Experience of introducing mutation testing to a team

Matt Kirk, a Lead Developer at BSkyB kindly provided the following write-up of their experience with PIT.

Manual mutation testing

After working as a developer on a green field project at Sky which actually had very good unit test coverage (circa 95%) and had been mostly been built in a TDD fashion, there were still some areas which were either not covered at all by unit tests, or the unit tests weren’t testing anything.

The reasons for this varied from different skill levels in the team, time pressures, etc. but the upshot was the same, reduced confidence.

Before embarking on any changes I would manually mutate a few lines of code in a class, run the tests to see if anything failed. This gave me an indication as to the quality of the tests I was faced with and sometimes that quality wasn’t there. This changed the way I approached the story I was about to work on - i.e. with the addition of extra tests up front for the existing code before making the changes. This approach adds risk as my new retrospectively added tests may have missed something in their understanding, and time as I hadn’t estimated the story with the knowledge that there was additional up front work to do before even starting.

This came up in sprint retrospectives and along with encouraging the practice of TDD I also encouraged the team to try this mutation approach with the code before committing, i.e. break it and make sure a unit test catches the break. This was a manual process which has it’s obvious limitations; not exhaustive, time consuming, or simply not being done at all. This led me to seek out a tool which did this for us, which led me to PIT.

Increased confidence

I’m not going to discuss what PIT does or how it does it, there are other articles for that, but from my own personal experience of using PIT I’ve found it not only gives me confidence in the quality of both my own and others unit test quality, but has actually been a design aid in so much that as well as finding untested code, it can also find redundant code that when deleted still implements the intended functionality. By deleting this code, I’ve actually reduced the ‘liability’ that it was adding to the system which no longer requires ongoing maintenance by myself or other developers and cannot be a hiding plus for bugs to exist or be introduced into going forward.
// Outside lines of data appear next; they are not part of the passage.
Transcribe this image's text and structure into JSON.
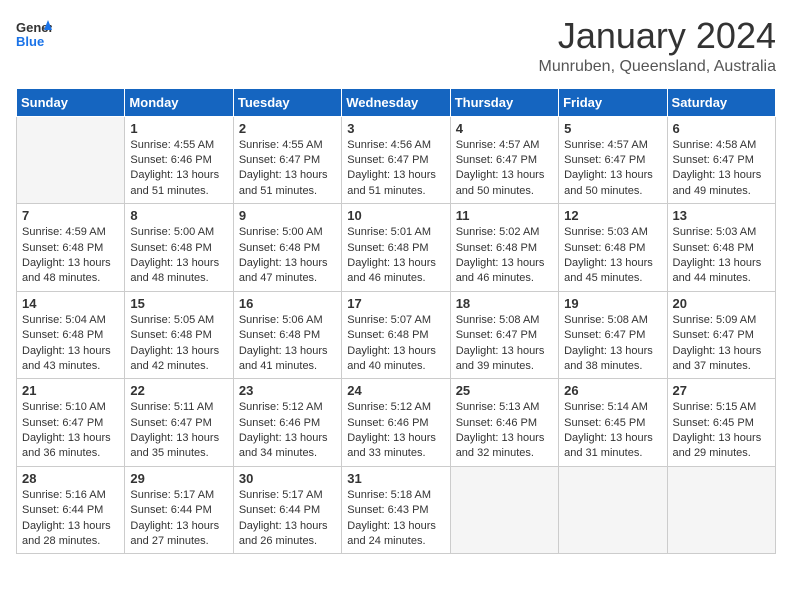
{
  "header": {
    "logo_general": "General",
    "logo_blue": "Blue",
    "month": "January 2024",
    "location": "Munruben, Queensland, Australia"
  },
  "weekdays": [
    "Sunday",
    "Monday",
    "Tuesday",
    "Wednesday",
    "Thursday",
    "Friday",
    "Saturday"
  ],
  "weeks": [
    [
      {
        "day": "",
        "details": ""
      },
      {
        "day": "1",
        "details": "Sunrise: 4:55 AM\nSunset: 6:46 PM\nDaylight: 13 hours\nand 51 minutes."
      },
      {
        "day": "2",
        "details": "Sunrise: 4:55 AM\nSunset: 6:47 PM\nDaylight: 13 hours\nand 51 minutes."
      },
      {
        "day": "3",
        "details": "Sunrise: 4:56 AM\nSunset: 6:47 PM\nDaylight: 13 hours\nand 51 minutes."
      },
      {
        "day": "4",
        "details": "Sunrise: 4:57 AM\nSunset: 6:47 PM\nDaylight: 13 hours\nand 50 minutes."
      },
      {
        "day": "5",
        "details": "Sunrise: 4:57 AM\nSunset: 6:47 PM\nDaylight: 13 hours\nand 50 minutes."
      },
      {
        "day": "6",
        "details": "Sunrise: 4:58 AM\nSunset: 6:47 PM\nDaylight: 13 hours\nand 49 minutes."
      }
    ],
    [
      {
        "day": "7",
        "details": "Sunrise: 4:59 AM\nSunset: 6:48 PM\nDaylight: 13 hours\nand 48 minutes."
      },
      {
        "day": "8",
        "details": "Sunrise: 5:00 AM\nSunset: 6:48 PM\nDaylight: 13 hours\nand 48 minutes."
      },
      {
        "day": "9",
        "details": "Sunrise: 5:00 AM\nSunset: 6:48 PM\nDaylight: 13 hours\nand 47 minutes."
      },
      {
        "day": "10",
        "details": "Sunrise: 5:01 AM\nSunset: 6:48 PM\nDaylight: 13 hours\nand 46 minutes."
      },
      {
        "day": "11",
        "details": "Sunrise: 5:02 AM\nSunset: 6:48 PM\nDaylight: 13 hours\nand 46 minutes."
      },
      {
        "day": "12",
        "details": "Sunrise: 5:03 AM\nSunset: 6:48 PM\nDaylight: 13 hours\nand 45 minutes."
      },
      {
        "day": "13",
        "details": "Sunrise: 5:03 AM\nSunset: 6:48 PM\nDaylight: 13 hours\nand 44 minutes."
      }
    ],
    [
      {
        "day": "14",
        "details": "Sunrise: 5:04 AM\nSunset: 6:48 PM\nDaylight: 13 hours\nand 43 minutes."
      },
      {
        "day": "15",
        "details": "Sunrise: 5:05 AM\nSunset: 6:48 PM\nDaylight: 13 hours\nand 42 minutes."
      },
      {
        "day": "16",
        "details": "Sunrise: 5:06 AM\nSunset: 6:48 PM\nDaylight: 13 hours\nand 41 minutes."
      },
      {
        "day": "17",
        "details": "Sunrise: 5:07 AM\nSunset: 6:48 PM\nDaylight: 13 hours\nand 40 minutes."
      },
      {
        "day": "18",
        "details": "Sunrise: 5:08 AM\nSunset: 6:47 PM\nDaylight: 13 hours\nand 39 minutes."
      },
      {
        "day": "19",
        "details": "Sunrise: 5:08 AM\nSunset: 6:47 PM\nDaylight: 13 hours\nand 38 minutes."
      },
      {
        "day": "20",
        "details": "Sunrise: 5:09 AM\nSunset: 6:47 PM\nDaylight: 13 hours\nand 37 minutes."
      }
    ],
    [
      {
        "day": "21",
        "details": "Sunrise: 5:10 AM\nSunset: 6:47 PM\nDaylight: 13 hours\nand 36 minutes."
      },
      {
        "day": "22",
        "details": "Sunrise: 5:11 AM\nSunset: 6:47 PM\nDaylight: 13 hours\nand 35 minutes."
      },
      {
        "day": "23",
        "details": "Sunrise: 5:12 AM\nSunset: 6:46 PM\nDaylight: 13 hours\nand 34 minutes."
      },
      {
        "day": "24",
        "details": "Sunrise: 5:12 AM\nSunset: 6:46 PM\nDaylight: 13 hours\nand 33 minutes."
      },
      {
        "day": "25",
        "details": "Sunrise: 5:13 AM\nSunset: 6:46 PM\nDaylight: 13 hours\nand 32 minutes."
      },
      {
        "day": "26",
        "details": "Sunrise: 5:14 AM\nSunset: 6:45 PM\nDaylight: 13 hours\nand 31 minutes."
      },
      {
        "day": "27",
        "details": "Sunrise: 5:15 AM\nSunset: 6:45 PM\nDaylight: 13 hours\nand 29 minutes."
      }
    ],
    [
      {
        "day": "28",
        "details": "Sunrise: 5:16 AM\nSunset: 6:44 PM\nDaylight: 13 hours\nand 28 minutes."
      },
      {
        "day": "29",
        "details": "Sunrise: 5:17 AM\nSunset: 6:44 PM\nDaylight: 13 hours\nand 27 minutes."
      },
      {
        "day": "30",
        "details": "Sunrise: 5:17 AM\nSunset: 6:44 PM\nDaylight: 13 hours\nand 26 minutes."
      },
      {
        "day": "31",
        "details": "Sunrise: 5:18 AM\nSunset: 6:43 PM\nDaylight: 13 hours\nand 24 minutes."
      },
      {
        "day": "",
        "details": ""
      },
      {
        "day": "",
        "details": ""
      },
      {
        "day": "",
        "details": ""
      }
    ]
  ]
}
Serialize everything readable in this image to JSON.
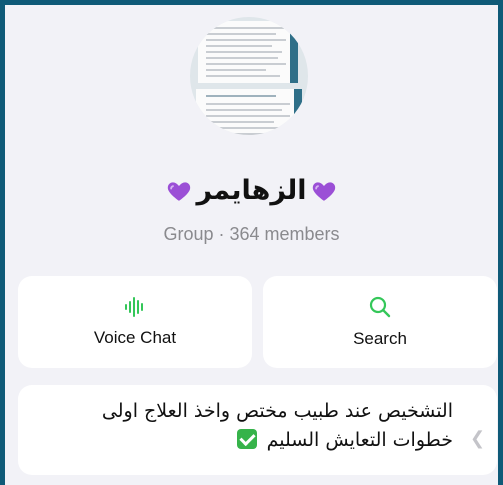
{
  "group": {
    "name": "الزهايمر",
    "subtitle": "Group · 364 members"
  },
  "actions": {
    "voice_chat_label": "Voice Chat",
    "search_label": "Search"
  },
  "description": {
    "text": "التشخيص عند طبيب مختص واخذ العلاج اولى خطوات التعايش السليم",
    "emoji": "white-check-mark"
  },
  "colors": {
    "accent": "#34c759",
    "heart": "#9b4fd6",
    "background": "#0f5a78"
  }
}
I’ve now introduced PIT to several other teams within Sky with various uptake on it’s use as it’s still in it’s early days, but here is a comment from one of the developers:

“… if strictly following TDD then you should have full coverage (probably). However in reality there will be always be paths through the code that aren’t tested and PIT highlights these… however when writing code first for whatever reason then PIT highlights what still needs testing, particularly in private methods, and then PIT becomes a driver to writing tests to get to 100% coverage… It’s an integral part of the development process and I can’t see us going back to a time of not using it.”

Moving forward I’d like to see better IDE (Eclipse) integration and performance improvements although by it’s very nature mutation testing is computationally intensive so this may be difficult to achieve. This can add to increased build times across a large code base which is something that seems to put some developers off, but I will continue to champion it’s use and suggest you give it a try.